Why You Feel Sick After the Flu Shot
In the United States, flu vaccines are designed to protect against the four most common flu types anticipated in the upcoming flu season, per the CDC, which is why they’re called “quadrivalent vaccines.” The flu shot works by introducing inactivated (killed) flu viruses to the body, which prompts your immune system to make antibodies. The antibodies — which develop after your shot — are specifically created to learn how to recognize the flu virus and kill it, meaning if you’re exposed to the flu, you’re much less likely to get sick.
The flu shot does not give you the flu, but there are some common side effects. “Some people will get a low-grade fever or some achiness in the day or so following vaccination. These are all signs of your body responding to the vaccine and making antibodies,” Dr. Ison says.
It takes roughly two to three weeks for those antibodies to form, Dr. Kaloostian explains. If someone gets sick after being vaccinated, it’s likely they were exposed to the influenza virus before the vaccine had taken effect or their body didn’t develop a sufficient antibody response, which can occur with any vaccination, according to Dr. Kaloostian.
In short, the flu shot protects you from getting sick by activating your immune system and developing antibodies. Sometimes, you may experience side effects as a result — but it means the vaccine (and your body!) is doing its job.
Flu Shot Side Effects
According to the CDC, flu shot side effects are usually very mild and go away on their own within a few days. Side effects may include:
- Redness or swelling at the site of the shot
- Low-grade headache
- Muscle ache
- Like with any injections, the flu shot can sometimes cause fainting.
However, some people may be allergic to the flu shot or have medical conditions that will affect their consideration of the shot. You should speak with your healthcare provider if you’ve had any allergic reactions in the past to medications or certain foods, including an egg allergy (the CDC does list some egg-free options for the flu shot), or have Guillain-Barré syndrome (GBS) (a rare immune-system disorder).
The CDC reports that severe reactions to the flu shot are very rare. However, if you experience breathing problems, hoarseness or wheezing, hives, paleness, weakness, a fast heartbeat, or dizziness, these are all signs of a serious allergic reaction.

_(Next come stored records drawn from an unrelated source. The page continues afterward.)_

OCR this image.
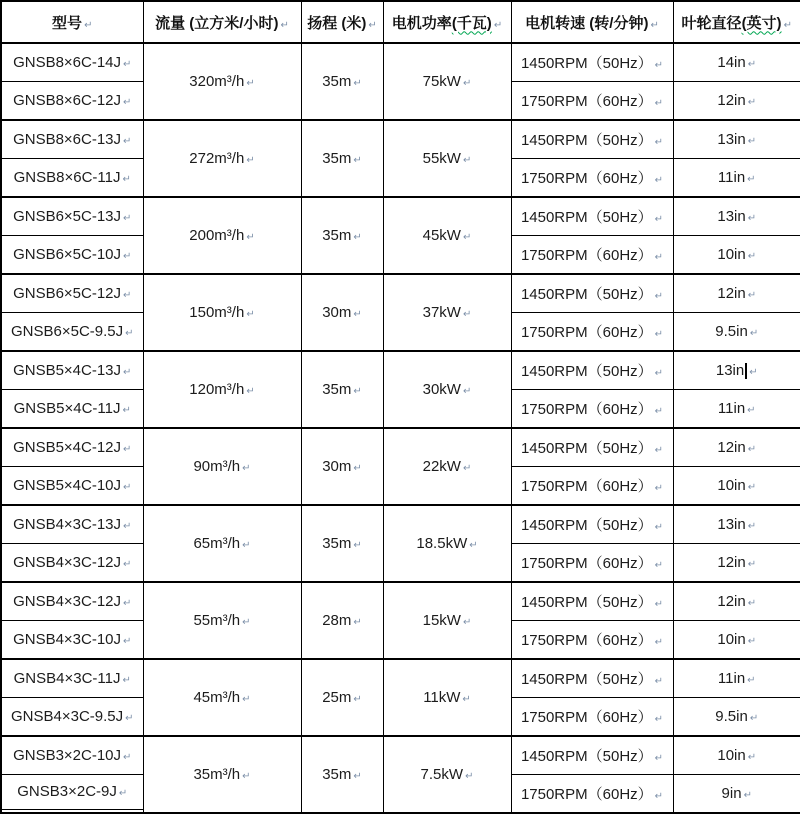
型号 ↵	流量 (立方米/小时) ↵	扬程 (米) ↵	电机功率(千瓦) ↵	电机转速 (转/分钟) ↵	叶轮直径(英寸) ↵
GNSB8×6C-14J ↵	320m³/h ↵	35m ↵	75kW ↵	1450RPM（50Hz） ↵	14in ↵
GNSB8×6C-12J ↵				1750RPM（60Hz） ↵	12in ↵
GNSB8×6C-13J ↵	272m³/h ↵	35m ↵	55kW ↵	1450RPM（50Hz） ↵	13in ↵
GNSB8×6C-11J ↵				1750RPM（60Hz） ↵	11in ↵
GNSB6×5C-13J ↵	200m³/h ↵	35m ↵	45kW ↵	1450RPM（50Hz） ↵	13in ↵
GNSB6×5C-10J ↵				1750RPM（60Hz） ↵	10in ↵
GNSB6×5C-12J ↵	150m³/h ↵	30m ↵	37kW ↵	1450RPM（50Hz） ↵	12in ↵
GNSB6×5C-9.5J ↵				1750RPM（60Hz） ↵	9.5in ↵
GNSB5×4C-13J ↵	120m³/h ↵	35m ↵	30kW ↵	1450RPM（50Hz） ↵	13in ↵
GNSB5×4C-11J ↵				1750RPM（60Hz） ↵	11in ↵
GNSB5×4C-12J ↵	90m³/h ↵	30m ↵	22kW ↵	1450RPM（50Hz） ↵	12in ↵
GNSB5×4C-10J ↵				1750RPM（60Hz） ↵	10in ↵
GNSB4×3C-13J ↵	65m³/h ↵	35m ↵	18.5kW ↵	1450RPM（50Hz） ↵	13in ↵
GNSB4×3C-12J ↵				1750RPM（60Hz） ↵	12in ↵
GNSB4×3C-12J ↵	55m³/h ↵	28m ↵	15kW ↵	1450RPM（50Hz） ↵	12in ↵
GNSB4×3C-10J ↵				1750RPM（60Hz） ↵	10in ↵
GNSB4×3C-11J ↵	45m³/h ↵	25m ↵	11kW ↵	1450RPM（50Hz） ↵	11in ↵
GNSB4×3C-9.5J ↵				1750RPM（60Hz） ↵	9.5in ↵
GNSB3×2C-10J ↵	35m³/h ↵	35m ↵	7.5kW ↵	1450RPM（50Hz） ↵	10in ↵
GNSB3×2C-9J ↵				1750RPM（60Hz） ↵	9in ↵
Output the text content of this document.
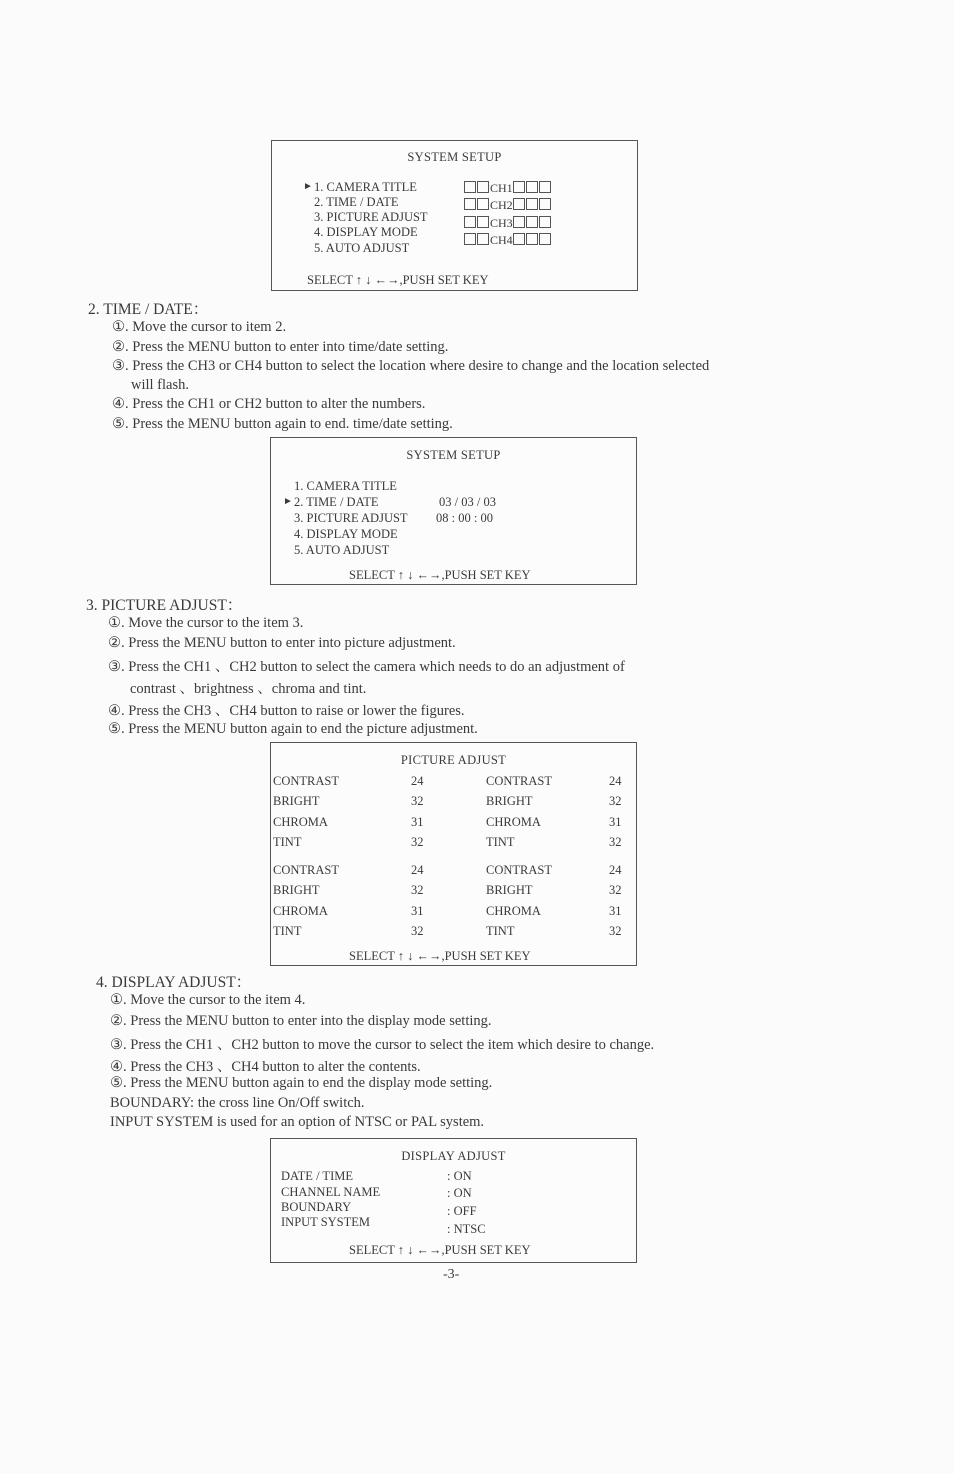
SYSTEM SETUP
► 1. CAMERA TITLE
2. TIME / DATE
3. PICTURE ADJUST
4. DISPLAY MODE
5. AUTO ADJUST
CH1
CH2
CH3
CH4
SELECT ↑ ↓ ←→,PUSH SET KEY
2. TIME / DATE：
①. Move the cursor to item 2.
②. Press the MENU button to enter into time/date setting.
③. Press the CH3 or CH4 button to select the location where desire to change and the location selected
will flash.
④. Press the CH1 or CH2 button to alter the numbers.
⑤. Press the MENU button again to end. time/date setting.
SYSTEM SETUP
1. CAMERA TITLE
► 2. TIME / DATE
3. PICTURE ADJUST
4. DISPLAY MODE
5. AUTO ADJUST
03 / 03 / 03
08 : 00 : 00
SELECT ↑ ↓ ←→,PUSH SET KEY
3. PICTURE ADJUST：
①. Move the cursor to the item 3.
②. Press the MENU button to enter into picture adjustment.
③. Press the CH1 、CH2 button to select the camera which needs to do an adjustment of
contrast 、brightness 、chroma and tint.
④. Press the CH3 、CH4 button to raise or lower the figures.
⑤. Press the MENU button again to end the picture adjustment.
PICTURE ADJUST
CONTRAST
BRIGHT
CHROMA
TINT
24
32
31
32
CONTRAST
BRIGHT
CHROMA
TINT
24
32
31
32
CONTRAST
BRIGHT
CHROMA
TINT
24
32
31
32
CONTRAST
BRIGHT
CHROMA
TINT
24
32
31
32
SELECT ↑ ↓ ←→,PUSH SET KEY
4. DISPLAY ADJUST：
①. Move the cursor to the item 4.
②. Press the MENU button to enter into the display mode setting.
③. Press the CH1 、CH2 button to move the cursor to select the item which desire to change.
④. Press the CH3 、CH4 button to alter the contents.
⑤. Press the MENU button again to end the display mode setting.
BOUNDARY: the cross line On/Off switch.
INPUT SYSTEM is used for an option of NTSC or PAL system.
DISPLAY ADJUST
DATE / TIME
CHANNEL NAME
BOUNDARY
INPUT SYSTEM
: ON
: ON
: OFF
: NTSC
SELECT ↑ ↓ ←→,PUSH SET KEY
-3-
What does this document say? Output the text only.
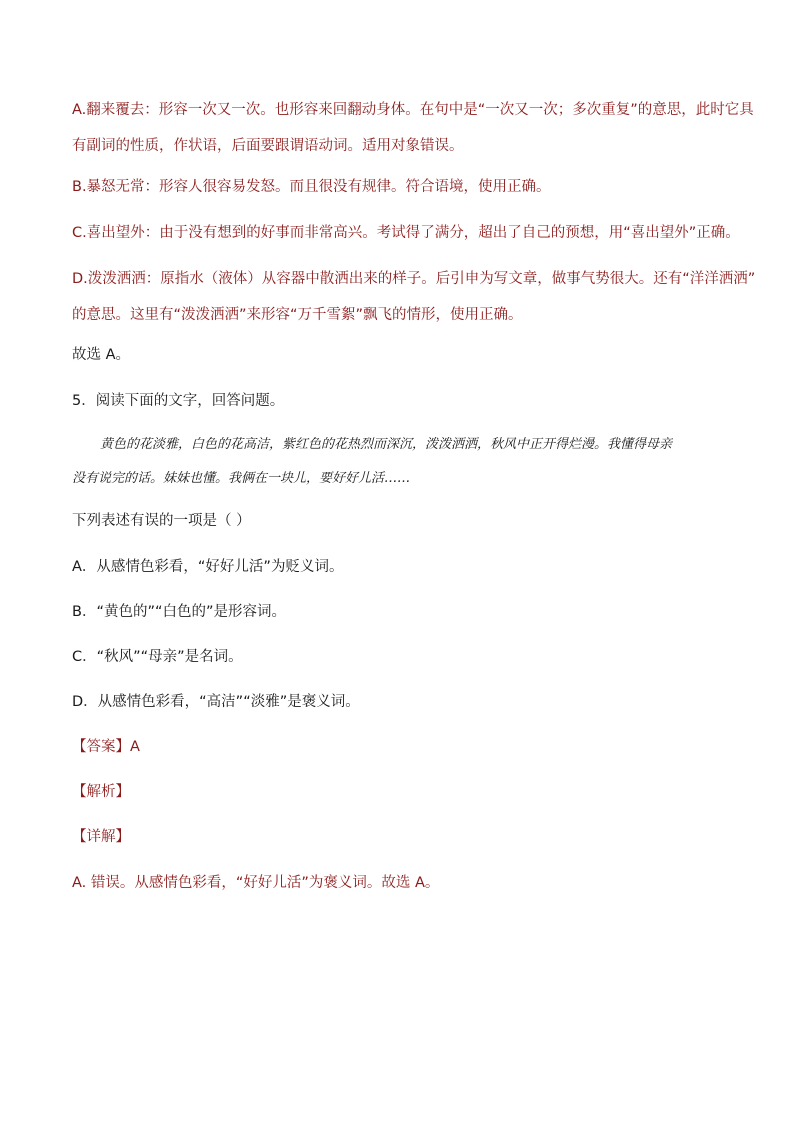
A.翻来覆去：形容一次又一次。也形容来回翻动身体。在句中是“一次又一次；多次重复”的意思，此时它具
有副词的性质，作状语，后面要跟谓语动词。适用对象错误。
B.暴怒无常：形容人很容易发怒。而且很没有规律。符合语境，使用正确。
C.喜出望外：由于没有想到的好事而非常高兴。考试得了满分，超出了自己的预想，用“喜出望外”正确。
D.泼泼洒洒：原指水（液体）从容器中散洒出来的样子。后引申为写文章，做事气势很大。还有“洋洋洒洒”
的意思。这里有“泼泼洒洒”来形容“万千雪絮”飘飞的情形，使用正确。
故选 A。
5．阅读下面的文字，回答问题。
黄色的花淡雅，白色的花高洁，紫红色的花热烈而深沉，泼泼洒洒，秋风中正开得烂漫。我懂得母亲
没有说完的话。妹妹也懂。我俩在一块儿，要好好儿活……
下列表述有误的一项是（ ）
A．从感情色彩看，“好好儿活”为贬义词。
B．“黄色的”“白色的”是形容词。
C．“秋风”“母亲”是名词。
D．从感情色彩看，“高洁”“淡雅”是褒义词。
【答案】A
【解析】
【详解】
A. 错误。从感情色彩看，“好好儿活”为褒义词。故选 A。
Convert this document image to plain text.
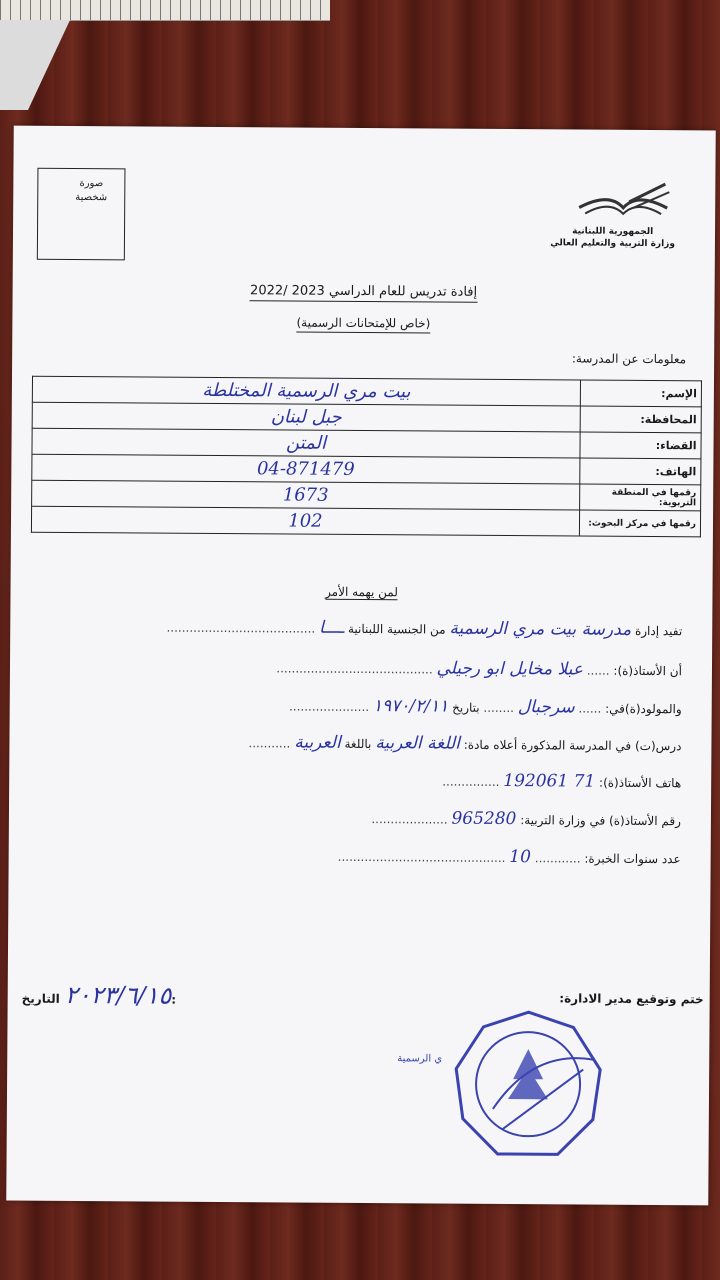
صورة
شخصية
الجمهورية اللبنانية
وزارة التربية والتعليم العالي
إفادة تدريس للعام الدراسي 2023 /2022
(خاص للإمتحانات الرسمية)
معلومات عن المدرسة:
الإسم:	بيت مري الرسمية المختلطة
المحافظة:	جبل لبنان
القضاء:	المتن
الهاتف:	04-871479
رقمها في المنطقة التربوية:	1673
رقمها في مركز البحوث:	102
لمن يهمه الأمر
تفيد إدارة مدرسة بيت مري الرسمية من الجنسية اللبنانية ــــا .......................................
أن الأستاذ(ة): ...... عبلا مخايل ابو رجيلي .........................................
والمولود(ة)في: ...... سرجبال ........ بتاريخ ١٩٧٠/٢/١١ .....................
درس(ت) في المدرسة المذكورة أعلاه مادة: اللغة العربية باللغة العربية ...........
هاتف الأستاذ(ة): 71 192061 ...............
رقم الأستاذ(ة) في وزارة التربية: 965280 ....................
عدد سنوات الخبرة: ............ 10 ............................................
٢٠٢٣/٦/١٥ التاريخ:	ختم وتوقيع مدير الادارة:
ي الرسمية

You should call your doctor immediately and seek medical attention.
Treating Flu Shot Side Effects
If you are experiencing mild side effects from your flu shot, there are several at-home treatment methods to help with the discomfort. Remember, you’re allowed to baby yourself a little — or take off work if you need to.
For headache, arm pain or tenderness, and mild fever, the Cleveland Clinic recommends taking an over-the-counter pain reliever and fever reducers like Tylenol or Advil.
If you’re feeling nausea or dizziness, rest, drink plenty of fluids, and consider clear or ice-cold drinks, per the Cleveland Clinic.
This information in this article is not medical advice. You should always consult your doctor regarding matters pertaining to your health and before starting any course of medical treatment.